Elle demande enfin la condamnation de la société HOPITAL SERVICES à payer à son avocate, Me [L], la somme de 2000€ sur le fondement de l'article 37 de la loi de 1991 relative à l'aide juridictionnelle.

Par conclusions déposées le 23 janvier 2012 développées oralement et auxquelles il est expressément fait référence, la société HOPITAL SERVICES demande la confirmation du jugement entrepris.

En tout état de cause, elle conclut que les RTT ne constituent pas un avantage acquis et conclut au paiement de Mme [H] [P] solidairement avec les autres salariées appelantes à lui payer la somme de 1000€ au titre de l'article 700 du code de procédure civile.

A la demande de la Cour, la société HOPITAL SERVICES répond sur les demandes d'application de tous avantages acquis faites par Mme [H] [P] et non développées par elle dans ses conclusions, en indiquant point par point ceux ou non appliqués par elle, explications notées dans les notes d'audience.

MOTIFS DE LA DECISION

* Sur l'application de l'article L. 1224-1 du code du travail et sur ses conséquences.

Mme [H] [P] soutient qu'il y a bien eu transfert de son contrat de travail en application de l'article L.1224-1 du code du travail de la société COMPASS à la société HOPITAL SERVICES dans la mesure où il y a bien eu transfert d'une entité économique autonome de bio-nettoyage et de tout le personnel du service du service hospitalier qui y était affecté auprès de la société HOPITAL SERVICES alors que la société HOPITAL SERVICES maintient que l'activité de nettoyage pour laquelle elle a succédé à la société COMPASS ne constitue par une entité économique au sens de l'article précité au motif qu'aucun moyen matériel ni aucun savoir faire n'a fait l'objet de ce transfert, les salariés ayant simplement été maintenus dans leurs fonctions.

Cependant, la Cour estime que pour certains secteurs dans lesquels l'activité repose essentiellement sur la main d'oeuvre, une collectivité de travailleurs, que réunit durablement une activité commune, peut correspondre à une entité économique, susceptible de maintenir son identité par delà son transfert quand ce personnel met en oeuvre des connaissances techniques ou un savoir faire qualifié qui constituent ainsi un actif économique incorporel.

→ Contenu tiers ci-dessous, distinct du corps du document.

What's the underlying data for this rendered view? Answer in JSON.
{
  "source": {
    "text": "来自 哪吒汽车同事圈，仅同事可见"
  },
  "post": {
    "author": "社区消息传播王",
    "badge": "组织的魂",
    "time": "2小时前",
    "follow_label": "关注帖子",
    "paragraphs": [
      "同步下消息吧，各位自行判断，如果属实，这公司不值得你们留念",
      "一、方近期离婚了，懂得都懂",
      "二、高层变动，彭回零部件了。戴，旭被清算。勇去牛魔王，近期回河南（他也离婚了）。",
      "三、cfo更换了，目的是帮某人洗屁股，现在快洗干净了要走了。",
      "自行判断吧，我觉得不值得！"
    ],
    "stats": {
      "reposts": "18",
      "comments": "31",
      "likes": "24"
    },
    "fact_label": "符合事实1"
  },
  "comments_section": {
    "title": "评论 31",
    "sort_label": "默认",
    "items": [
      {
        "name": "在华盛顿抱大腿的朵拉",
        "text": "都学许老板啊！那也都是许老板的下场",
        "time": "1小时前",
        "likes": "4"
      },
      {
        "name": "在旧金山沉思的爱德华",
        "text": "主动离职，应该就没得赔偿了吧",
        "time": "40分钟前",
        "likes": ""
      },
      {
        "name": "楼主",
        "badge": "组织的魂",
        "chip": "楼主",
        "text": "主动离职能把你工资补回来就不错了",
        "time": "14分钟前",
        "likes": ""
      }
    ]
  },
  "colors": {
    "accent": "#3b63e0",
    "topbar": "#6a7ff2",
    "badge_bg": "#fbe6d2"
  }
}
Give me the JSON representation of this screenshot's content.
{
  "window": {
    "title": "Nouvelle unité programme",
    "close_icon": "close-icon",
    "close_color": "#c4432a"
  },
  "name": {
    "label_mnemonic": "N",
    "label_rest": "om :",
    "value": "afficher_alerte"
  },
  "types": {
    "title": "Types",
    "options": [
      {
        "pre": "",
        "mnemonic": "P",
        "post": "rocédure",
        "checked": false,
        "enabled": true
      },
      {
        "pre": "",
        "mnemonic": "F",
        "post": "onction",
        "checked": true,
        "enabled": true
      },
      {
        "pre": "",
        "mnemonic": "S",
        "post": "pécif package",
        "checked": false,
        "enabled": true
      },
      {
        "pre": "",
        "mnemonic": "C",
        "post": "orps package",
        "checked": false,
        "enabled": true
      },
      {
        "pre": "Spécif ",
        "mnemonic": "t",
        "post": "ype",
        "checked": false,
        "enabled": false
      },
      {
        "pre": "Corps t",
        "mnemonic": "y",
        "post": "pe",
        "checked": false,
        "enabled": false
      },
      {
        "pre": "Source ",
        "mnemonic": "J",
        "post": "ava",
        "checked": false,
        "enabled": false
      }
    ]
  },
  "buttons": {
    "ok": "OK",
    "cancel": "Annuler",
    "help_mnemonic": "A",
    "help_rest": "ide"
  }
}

En l'espèce, les salariés affectés à l'activité de nettoyage au sein de la clinique [4], dont Mme [H] [P] développaient, selon les documents produits aux débats, une technicité et une expertise particulières dans le nettoyage dit de la 'pièce blanche' ou le 'bio-nettoyage' des plateaux techniques (bloc opératoire, salles de naissances, unité de soins intensifs, service endoscopie) et pouvaient adapter cette technicité au service d'une mise en oeuvre différente des processus de ce nettoyage par ses employeurs successifs.

En conséquence, la Cour infirme la décision des premiers juges et dit qu'il y a bien eu transfert du contrat de travail de Mme [H] [P], par l'application de plein droit de l'article L. 1224-1 du code du travail.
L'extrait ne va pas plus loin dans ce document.